To pass the time Garcia said they played license plate games, listened to music and talked about things they never really got the chance to talk about before.

Garcia said they made pit stops at South of the Border in South Carolina, a roadside attraction on Interstate 95 and Washington D.C.

“We stopped in D.C. for the day. It was really cool to be in the nation’s capital unexpectedly with my best friend, just exploring,” Garcia said.

“You never know what’s going to happen with no itinerary and it gives you memories you’re going to remember,” Garcia said.


7. Meet Dave Matthews

KSC senior Brendan Snyder said he had always wanted to meet Dave Matthews, lead singer of Dave Matthews Band, because he’s always enjoyed his music and his view and outlook on life.

Synder said he lives in Saratoga Springs, New York, where Matthews play a lot of shows.

“I met him walking through the park in my hometown before his concert,” Snyder said.

He said Matthews was “riding his bike around and rode by me. I stopped him by saying his name and he stopped to talk.”
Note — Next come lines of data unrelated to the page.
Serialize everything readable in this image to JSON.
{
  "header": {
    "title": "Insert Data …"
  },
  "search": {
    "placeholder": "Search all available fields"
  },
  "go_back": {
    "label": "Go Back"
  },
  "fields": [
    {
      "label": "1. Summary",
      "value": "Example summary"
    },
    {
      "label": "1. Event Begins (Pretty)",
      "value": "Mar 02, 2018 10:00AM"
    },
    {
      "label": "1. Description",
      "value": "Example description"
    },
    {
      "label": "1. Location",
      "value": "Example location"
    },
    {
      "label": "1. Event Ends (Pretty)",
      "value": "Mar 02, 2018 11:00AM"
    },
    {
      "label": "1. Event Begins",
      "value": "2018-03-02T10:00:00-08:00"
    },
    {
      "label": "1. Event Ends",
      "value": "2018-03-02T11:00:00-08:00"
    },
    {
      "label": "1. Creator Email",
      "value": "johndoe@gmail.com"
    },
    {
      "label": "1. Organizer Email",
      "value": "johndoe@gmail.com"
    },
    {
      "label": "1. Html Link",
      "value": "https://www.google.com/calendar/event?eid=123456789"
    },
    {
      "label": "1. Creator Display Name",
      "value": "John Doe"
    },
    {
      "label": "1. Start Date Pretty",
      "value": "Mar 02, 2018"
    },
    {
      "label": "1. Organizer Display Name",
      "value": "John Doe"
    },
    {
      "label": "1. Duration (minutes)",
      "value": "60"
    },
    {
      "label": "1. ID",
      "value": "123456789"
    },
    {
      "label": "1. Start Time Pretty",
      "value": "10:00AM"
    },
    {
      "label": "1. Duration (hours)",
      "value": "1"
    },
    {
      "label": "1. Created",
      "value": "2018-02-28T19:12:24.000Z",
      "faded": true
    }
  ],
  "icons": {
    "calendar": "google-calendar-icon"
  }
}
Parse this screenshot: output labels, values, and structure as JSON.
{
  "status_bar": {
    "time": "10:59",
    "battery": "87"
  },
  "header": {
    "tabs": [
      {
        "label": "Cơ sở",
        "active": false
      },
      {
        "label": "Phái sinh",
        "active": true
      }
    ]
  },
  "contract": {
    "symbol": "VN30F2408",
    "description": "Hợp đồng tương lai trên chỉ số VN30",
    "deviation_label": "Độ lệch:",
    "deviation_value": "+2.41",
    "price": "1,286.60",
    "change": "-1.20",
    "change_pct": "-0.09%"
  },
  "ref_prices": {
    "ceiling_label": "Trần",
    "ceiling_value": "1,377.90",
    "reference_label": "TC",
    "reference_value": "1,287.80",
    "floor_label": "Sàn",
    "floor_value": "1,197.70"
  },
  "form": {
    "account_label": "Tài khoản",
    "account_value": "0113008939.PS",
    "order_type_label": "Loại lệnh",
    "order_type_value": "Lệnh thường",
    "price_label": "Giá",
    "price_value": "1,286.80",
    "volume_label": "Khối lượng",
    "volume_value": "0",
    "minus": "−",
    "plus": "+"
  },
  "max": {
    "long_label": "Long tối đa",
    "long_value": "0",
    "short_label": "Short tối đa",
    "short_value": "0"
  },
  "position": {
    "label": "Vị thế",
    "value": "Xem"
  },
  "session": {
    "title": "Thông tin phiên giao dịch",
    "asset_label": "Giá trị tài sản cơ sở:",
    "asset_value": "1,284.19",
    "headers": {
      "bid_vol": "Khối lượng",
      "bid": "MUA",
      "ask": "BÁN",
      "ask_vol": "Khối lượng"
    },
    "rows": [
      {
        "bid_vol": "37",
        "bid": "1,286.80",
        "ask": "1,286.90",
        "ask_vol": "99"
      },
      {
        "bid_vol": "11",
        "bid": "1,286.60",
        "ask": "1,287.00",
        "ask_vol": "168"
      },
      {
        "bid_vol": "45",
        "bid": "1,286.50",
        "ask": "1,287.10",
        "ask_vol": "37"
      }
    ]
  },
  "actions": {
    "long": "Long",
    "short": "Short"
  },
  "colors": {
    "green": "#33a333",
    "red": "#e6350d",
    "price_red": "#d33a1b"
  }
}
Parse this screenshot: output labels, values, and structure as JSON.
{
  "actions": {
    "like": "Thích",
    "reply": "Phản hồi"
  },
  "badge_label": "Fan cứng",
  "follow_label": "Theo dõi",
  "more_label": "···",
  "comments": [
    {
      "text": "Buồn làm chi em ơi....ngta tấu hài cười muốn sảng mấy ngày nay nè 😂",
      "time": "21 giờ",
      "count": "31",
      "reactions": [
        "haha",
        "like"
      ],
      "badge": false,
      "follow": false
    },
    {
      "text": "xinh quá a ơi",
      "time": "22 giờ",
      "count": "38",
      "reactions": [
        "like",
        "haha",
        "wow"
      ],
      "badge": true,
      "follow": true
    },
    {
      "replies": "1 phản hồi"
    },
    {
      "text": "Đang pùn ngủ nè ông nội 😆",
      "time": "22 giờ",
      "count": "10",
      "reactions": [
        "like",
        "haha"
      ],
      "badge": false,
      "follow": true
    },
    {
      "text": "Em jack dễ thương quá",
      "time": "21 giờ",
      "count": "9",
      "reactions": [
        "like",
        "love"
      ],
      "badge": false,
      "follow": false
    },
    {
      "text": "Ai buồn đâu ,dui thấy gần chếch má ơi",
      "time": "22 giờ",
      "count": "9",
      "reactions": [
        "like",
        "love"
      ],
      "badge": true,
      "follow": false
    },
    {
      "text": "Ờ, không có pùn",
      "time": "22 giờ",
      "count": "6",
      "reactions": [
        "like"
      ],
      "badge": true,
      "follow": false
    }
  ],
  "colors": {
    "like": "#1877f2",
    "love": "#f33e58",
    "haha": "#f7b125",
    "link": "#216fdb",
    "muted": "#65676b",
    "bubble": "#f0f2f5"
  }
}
Snyder said they talked about how much Matthews loves playing in Saratoga Springs and how the parks and natural setting that still exists is something we all should respect.

Snyder said they also talked about the fact that Matthews shares a vineyard in Virginia he owns with the public because he wants everyone to “enjoy what he’s blessed to have.”

Snyder said he thought it was an incredible experience to meet a major figure he looks up to and have him live up to the expectation he had of him of being as down to Earth and giving.

“I think that bucket lists are a great way to keep on track of dreams and achieve things you’ve told yourself you will always do,” Snyder said.

“It’s always fun to dream and this can help organize those dreams to help make them happen,” Snyder said.